Denekas Chant débute sur une basse Jazz perlée et majestueuse suivie de riffs de cuivres puissants, d’un bon solo de trompette, d’une clarinette basse ingénue et d’un trombone dans les basses. C’est cette Afrique rêvée, repensée, fantasmée d’Amérique. Pour danser, Ride chevauche bien funky, groovy, avec des cuivres ponctuant/poursuivant en taxiphonant l’impeccable rythmique funky basse/batterie comme Lalo Schifrin Isaac Hayes dans un film Blaxpoitation.
(…) Et ça peu de jeunes Jazzmen serraient capables de le faire. Il faut pour cela toute une vie de Jazz derrière soi. (…)
Enfin, leur science plus ancienne et éternelle et plus rare du Blues instrumental le plus pur jusqu’au bout de la nuit est bouleversante dans 13th and Senate avec la trompette à peine bouchée de Belgrave, le bon saxo qui fait monter la sauce comme dans les ensembles collectifs hérités du New Orleans et de toute l’histoire du Jazz et du Blues via Kansas City si justes, et pourtant dont toujours un au moins s’échappe en free juste ce qu’il faut pour créer le risque de la dissonance sans jamais parvenir à franchir la ligne de l’inaudible. Et ça peu de jeunes Jazzmen serraient capables de le faire. Il faut pour cela toute une vie de Jazz derrière soi.

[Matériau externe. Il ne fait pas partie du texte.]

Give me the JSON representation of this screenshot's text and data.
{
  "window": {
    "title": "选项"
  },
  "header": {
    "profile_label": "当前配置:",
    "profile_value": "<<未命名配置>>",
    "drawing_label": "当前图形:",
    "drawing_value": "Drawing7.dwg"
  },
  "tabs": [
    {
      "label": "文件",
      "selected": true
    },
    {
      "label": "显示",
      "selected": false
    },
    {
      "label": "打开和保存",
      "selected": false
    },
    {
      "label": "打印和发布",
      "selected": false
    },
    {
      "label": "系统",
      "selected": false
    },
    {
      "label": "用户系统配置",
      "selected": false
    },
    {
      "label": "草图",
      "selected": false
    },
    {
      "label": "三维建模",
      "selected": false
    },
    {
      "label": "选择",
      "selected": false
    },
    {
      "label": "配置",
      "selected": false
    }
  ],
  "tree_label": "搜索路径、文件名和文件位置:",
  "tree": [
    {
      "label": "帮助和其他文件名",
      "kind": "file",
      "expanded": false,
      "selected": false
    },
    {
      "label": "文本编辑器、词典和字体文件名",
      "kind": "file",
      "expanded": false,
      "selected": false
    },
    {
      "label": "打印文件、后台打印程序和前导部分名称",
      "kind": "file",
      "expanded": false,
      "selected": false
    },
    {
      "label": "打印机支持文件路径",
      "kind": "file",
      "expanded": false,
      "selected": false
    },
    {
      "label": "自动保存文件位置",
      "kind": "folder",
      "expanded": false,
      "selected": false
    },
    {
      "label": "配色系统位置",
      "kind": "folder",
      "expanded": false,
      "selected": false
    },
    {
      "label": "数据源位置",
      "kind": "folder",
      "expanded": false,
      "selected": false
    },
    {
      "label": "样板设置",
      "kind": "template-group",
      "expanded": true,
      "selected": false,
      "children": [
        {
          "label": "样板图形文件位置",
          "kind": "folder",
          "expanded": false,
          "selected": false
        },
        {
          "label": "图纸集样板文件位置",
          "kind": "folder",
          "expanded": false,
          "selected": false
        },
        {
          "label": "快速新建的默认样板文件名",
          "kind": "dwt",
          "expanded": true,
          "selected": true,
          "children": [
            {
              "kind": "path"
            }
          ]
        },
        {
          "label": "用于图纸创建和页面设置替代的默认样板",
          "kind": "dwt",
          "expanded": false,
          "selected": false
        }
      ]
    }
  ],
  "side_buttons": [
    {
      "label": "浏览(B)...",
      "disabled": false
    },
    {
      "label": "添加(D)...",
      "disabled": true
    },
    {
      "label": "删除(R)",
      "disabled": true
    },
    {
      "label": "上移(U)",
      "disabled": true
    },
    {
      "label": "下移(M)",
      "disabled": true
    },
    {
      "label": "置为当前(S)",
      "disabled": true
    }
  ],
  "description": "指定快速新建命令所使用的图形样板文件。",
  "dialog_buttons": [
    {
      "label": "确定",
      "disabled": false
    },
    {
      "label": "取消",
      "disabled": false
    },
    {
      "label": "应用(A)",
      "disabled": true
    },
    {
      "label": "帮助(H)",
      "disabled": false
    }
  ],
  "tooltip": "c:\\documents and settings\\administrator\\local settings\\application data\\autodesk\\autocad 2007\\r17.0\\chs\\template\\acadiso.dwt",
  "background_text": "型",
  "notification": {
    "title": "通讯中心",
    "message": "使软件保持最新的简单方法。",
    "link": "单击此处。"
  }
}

Et pour finir, il y a cet ultime petit miracle solaire et acidulé de Where Am I avec une délicieuse chanteuse acidulée Soul en guest, jeune mais qui a le Jazz, la Soul, les feulements félins en fond de gorge des grandes chanteuses de Jazz sur des chœurs cosmiques à la Sun Râ comme un dernier message de paix et d’amour adressé à l’univers, avant les breaks de trompette et la clarinette basse à la Yussef Lateef ou Pharoah Sanders dans l’aigu.
Tribe n’a rien perdu des racines des racines de la tribu Jazz Soul Funk Groove et nous donne une grande leçon de musique : on peut respecter l’esprit du Jazz pur en s’inscrivant dans sa modernité, faire le grand écart de son éternité.